The view from the train is pretty spectacular – even if we do go through a lot of tunnels and are traveling at over 250kms/hr! Olive trees everywhere! Orange trees everywhere. Then some grape vines! It’s quite amazing. And so is the Spanish wine! And oranges! And olives! No wonder they have olive oil icecream – I gotta find me some of that!

Ah, life is grand.

 

Airports: logistical brilliance

7 Dec

After flying for over 30 hours to get to Spain (no wonder people call us crazy Aussies), my appreciation for airports and the services that they provide has increased. I’m sure you have thought about this at some stage during your travels as well, but my goodness, sitting in Singapore and Heathrow watching the amount of planes and people that are ‘moved’ through the transport system is amazing. I couldn’t hazard to predict how many people per day travel through Heathrow, but the amount of staff, food, waste, hire cars and taxis that contribute to turning the cog.

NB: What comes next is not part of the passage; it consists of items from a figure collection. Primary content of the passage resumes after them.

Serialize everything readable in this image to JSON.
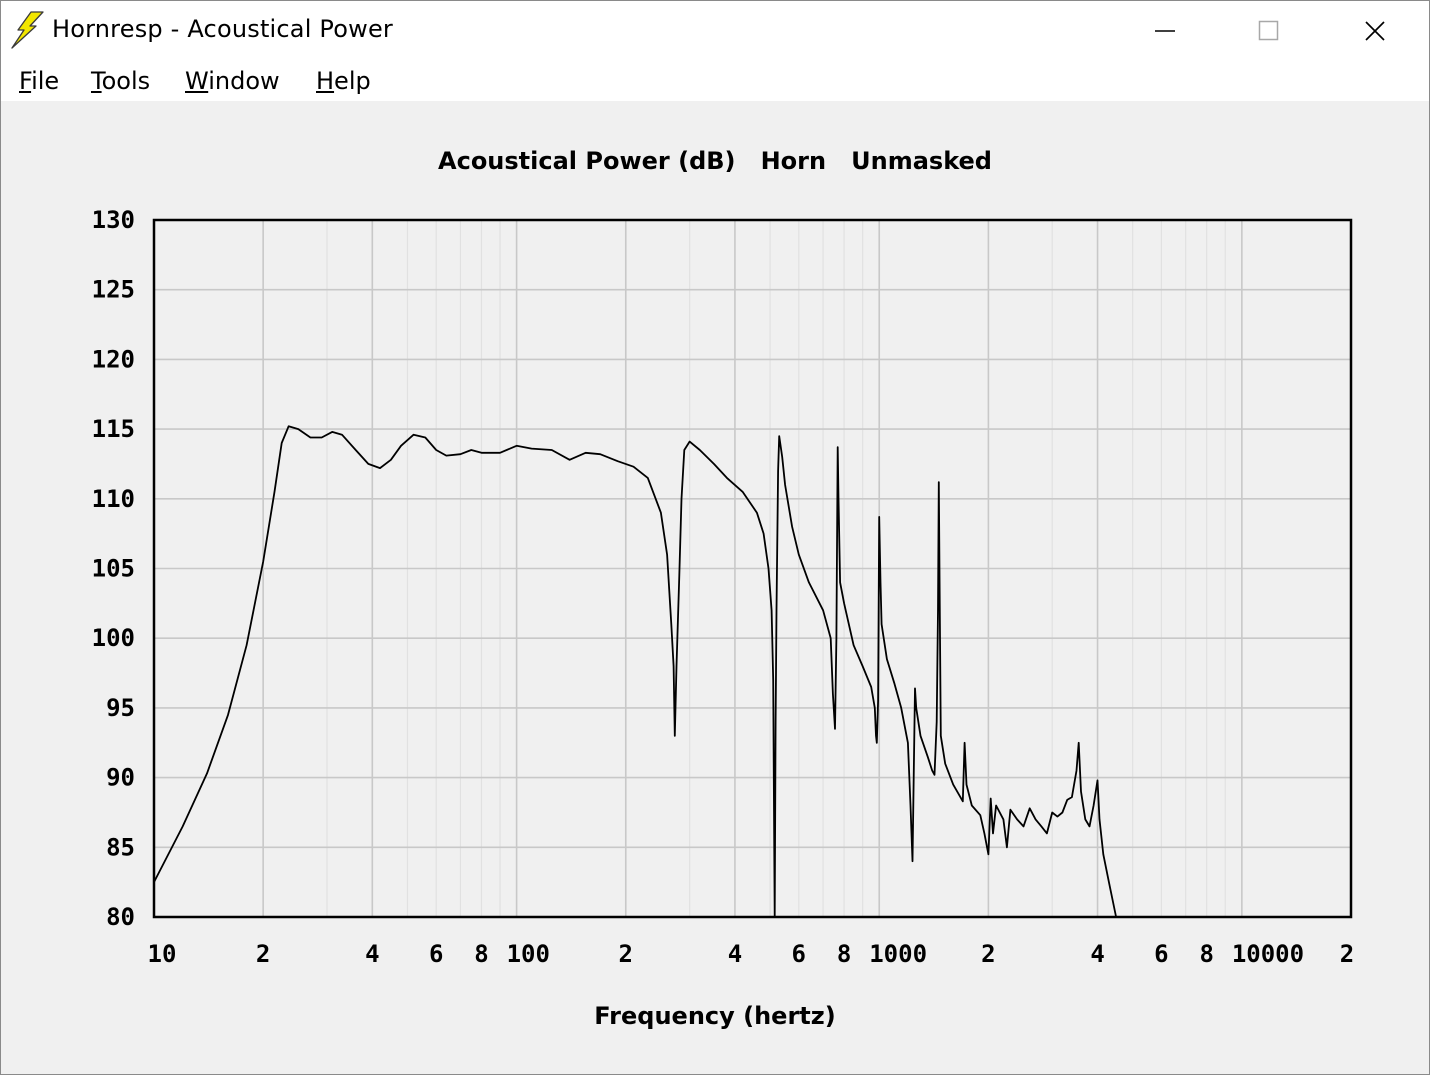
{
  "window": {
    "title": "Hornresp - Acoustical Power",
    "icon": "lightning-bolt-icon",
    "controls": [
      "minimize-icon",
      "maximize-icon",
      "close-icon"
    ]
  },
  "menu": [
    {
      "accel": "F",
      "rest": "ile"
    },
    {
      "accel": "T",
      "rest": "ools"
    },
    {
      "accel": "W",
      "rest": "indow"
    },
    {
      "accel": "H",
      "rest": "elp"
    }
  ],
  "chart_data": {
    "type": "line",
    "title": "Acoustical Power (dB)   Horn   Unmasked",
    "xlabel": "Frequency (hertz)",
    "ylabel": "",
    "xscale": "log",
    "xlim": [
      10,
      20000
    ],
    "ylim": [
      80,
      130
    ],
    "grid": true,
    "line_color": "#000000",
    "y_ticks": [
      "130",
      "125",
      "120",
      "115",
      "110",
      "105",
      "100",
      "95",
      "90",
      "85",
      "80"
    ],
    "x_ticks": [
      {
        "value": 10,
        "label": "10"
      },
      {
        "value": 20,
        "label": "2"
      },
      {
        "value": 40,
        "label": "4"
      },
      {
        "value": 60,
        "label": "6"
      },
      {
        "value": 80,
        "label": "8"
      },
      {
        "value": 100,
        "label": "100"
      },
      {
        "value": 200,
        "label": "2"
      },
      {
        "value": 400,
        "label": "4"
      },
      {
        "value": 600,
        "label": "6"
      },
      {
        "value": 800,
        "label": "8"
      },
      {
        "value": 1000,
        "label": "1000"
      },
      {
        "value": 2000,
        "label": "2"
      },
      {
        "value": 4000,
        "label": "4"
      },
      {
        "value": 6000,
        "label": "6"
      },
      {
        "value": 8000,
        "label": "8"
      },
      {
        "value": 10000,
        "label": "10000"
      },
      {
        "value": 20000,
        "label": "2"
      }
    ],
    "series": [
      {
        "points": [
          [
            10,
            82.5
          ],
          [
            12,
            86.5
          ],
          [
            14,
            90.3
          ],
          [
            16,
            94.5
          ],
          [
            18,
            99.5
          ],
          [
            20,
            105.5
          ],
          [
            21.5,
            110.5
          ],
          [
            22.5,
            114
          ],
          [
            23.5,
            115.2
          ],
          [
            25,
            115
          ],
          [
            27,
            114.4
          ],
          [
            29,
            114.4
          ],
          [
            31,
            114.8
          ],
          [
            33,
            114.6
          ],
          [
            36,
            113.5
          ],
          [
            39,
            112.5
          ],
          [
            42,
            112.2
          ],
          [
            45,
            112.8
          ],
          [
            48,
            113.8
          ],
          [
            52,
            114.6
          ],
          [
            56,
            114.4
          ],
          [
            60,
            113.5
          ],
          [
            64,
            113.1
          ],
          [
            70,
            113.2
          ],
          [
            75,
            113.5
          ],
          [
            80,
            113.3
          ],
          [
            90,
            113.3
          ],
          [
            100,
            113.8
          ],
          [
            110,
            113.6
          ],
          [
            125,
            113.5
          ],
          [
            140,
            112.8
          ],
          [
            155,
            113.3
          ],
          [
            170,
            113.2
          ],
          [
            190,
            112.7
          ],
          [
            210,
            112.3
          ],
          [
            230,
            111.5
          ],
          [
            250,
            109
          ],
          [
            260,
            106
          ],
          [
            267,
            101
          ],
          [
            271,
            98
          ],
          [
            273,
            93
          ],
          [
            276,
            98
          ],
          [
            281,
            104.5
          ],
          [
            285,
            110
          ],
          [
            290,
            113.5
          ],
          [
            300,
            114.1
          ],
          [
            320,
            113.5
          ],
          [
            350,
            112.5
          ],
          [
            380,
            111.5
          ],
          [
            420,
            110.5
          ],
          [
            460,
            109
          ],
          [
            480,
            107.5
          ],
          [
            495,
            105
          ],
          [
            505,
            102
          ],
          [
            510,
            97
          ],
          [
            512,
            90
          ],
          [
            515,
            80
          ],
          [
            518,
            94
          ],
          [
            521,
            102
          ],
          [
            526,
            112
          ],
          [
            530,
            114.5
          ],
          [
            540,
            113
          ],
          [
            550,
            111
          ],
          [
            575,
            108
          ],
          [
            600,
            106
          ],
          [
            640,
            104
          ],
          [
            700,
            102
          ],
          [
            735,
            100
          ],
          [
            745,
            96
          ],
          [
            755,
            93.5
          ],
          [
            762,
            100
          ],
          [
            768,
            113.7
          ],
          [
            772,
            110
          ],
          [
            780,
            104
          ],
          [
            800,
            102.5
          ],
          [
            850,
            99.5
          ],
          [
            900,
            98
          ],
          [
            950,
            96.5
          ],
          [
            972,
            95
          ],
          [
            980,
            93
          ],
          [
            985,
            92.5
          ],
          [
            993,
            95.5
          ],
          [
            1000,
            108.7
          ],
          [
            1008,
            104
          ],
          [
            1015,
            101
          ],
          [
            1050,
            98.5
          ],
          [
            1100,
            96.8
          ],
          [
            1150,
            95
          ],
          [
            1200,
            92.5
          ],
          [
            1220,
            88
          ],
          [
            1235,
            84
          ],
          [
            1245,
            90
          ],
          [
            1255,
            96.4
          ],
          [
            1265,
            95
          ],
          [
            1300,
            93
          ],
          [
            1360,
            91.5
          ],
          [
            1400,
            90.5
          ],
          [
            1420,
            90.2
          ],
          [
            1440,
            94
          ],
          [
            1452,
            102
          ],
          [
            1460,
            111.2
          ],
          [
            1470,
            101
          ],
          [
            1478,
            93
          ],
          [
            1520,
            91
          ],
          [
            1600,
            89.5
          ],
          [
            1700,
            88.3
          ],
          [
            1720,
            92.5
          ],
          [
            1740,
            89.5
          ],
          [
            1800,
            88
          ],
          [
            1900,
            87.3
          ],
          [
            1950,
            86
          ],
          [
            2000,
            84.5
          ],
          [
            2030,
            88.5
          ],
          [
            2060,
            86
          ],
          [
            2100,
            88
          ],
          [
            2200,
            87
          ],
          [
            2250,
            85
          ],
          [
            2300,
            87.7
          ],
          [
            2400,
            87
          ],
          [
            2500,
            86.5
          ],
          [
            2600,
            87.8
          ],
          [
            2700,
            87
          ],
          [
            2800,
            86.5
          ],
          [
            2900,
            86
          ],
          [
            3000,
            87.5
          ],
          [
            3100,
            87.2
          ],
          [
            3200,
            87.5
          ],
          [
            3300,
            88.4
          ],
          [
            3400,
            88.6
          ],
          [
            3500,
            90.5
          ],
          [
            3550,
            92.5
          ],
          [
            3600,
            89
          ],
          [
            3700,
            87
          ],
          [
            3800,
            86.5
          ],
          [
            3900,
            88
          ],
          [
            4000,
            89.8
          ],
          [
            4050,
            87
          ],
          [
            4150,
            84.5
          ],
          [
            4300,
            82.5
          ],
          [
            4500,
            80
          ]
        ]
      }
    ]
  }
}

The elements of SIVA really ring true in this aspect and most people would not even give a thought to this. Solution – too many to list for passengers, but the main one would be getting from A to B, but with the many services that are now offered, we take these for granted. Singapore airport for example has a movie theatre, gym, pool and many more services, not to mention shopping that goes on for kilometres! Information – found everywhere with helpful customer service staff on hand, who are bi-lingual. I do feel for staff who get abused by passengers because the hot breakfast has run out. Probably the most important element if airlines want return customers is Value . Some airlines and their staff forget that it’s them and their attitude that makes our journey enjoyable, memorable and helps us build relationships with that airline. Access comes from every digital, online and human touchpoint.

I must say that the staff at Heathrow were lovely. Which I know many of you will be surprised to read that comment! They must be still on a high from the Olympics! And good on them! It made my transit visit much more pleasant and easier than it could have been. I think I was up to 24 hours travel by then and the lady looking after the showers bumped me up the line so I could have mine and be on my way before someone else who had a later flight.

Next time you’re passing through an airport, just take a second (or 2) to think about the logistics of even the simplest of things: getting your luggage to the right plane, then finding it at the right gate when you arrive at your destination! Ever thought about the de-icing truck? They have a limited time before take off to de-ice the body of the plane. Ensuring that the food loaded onto your plane doesn’t get too near the fuel or waste truck. I could go on and on.

Because when you think about it, it’s not that simple at all.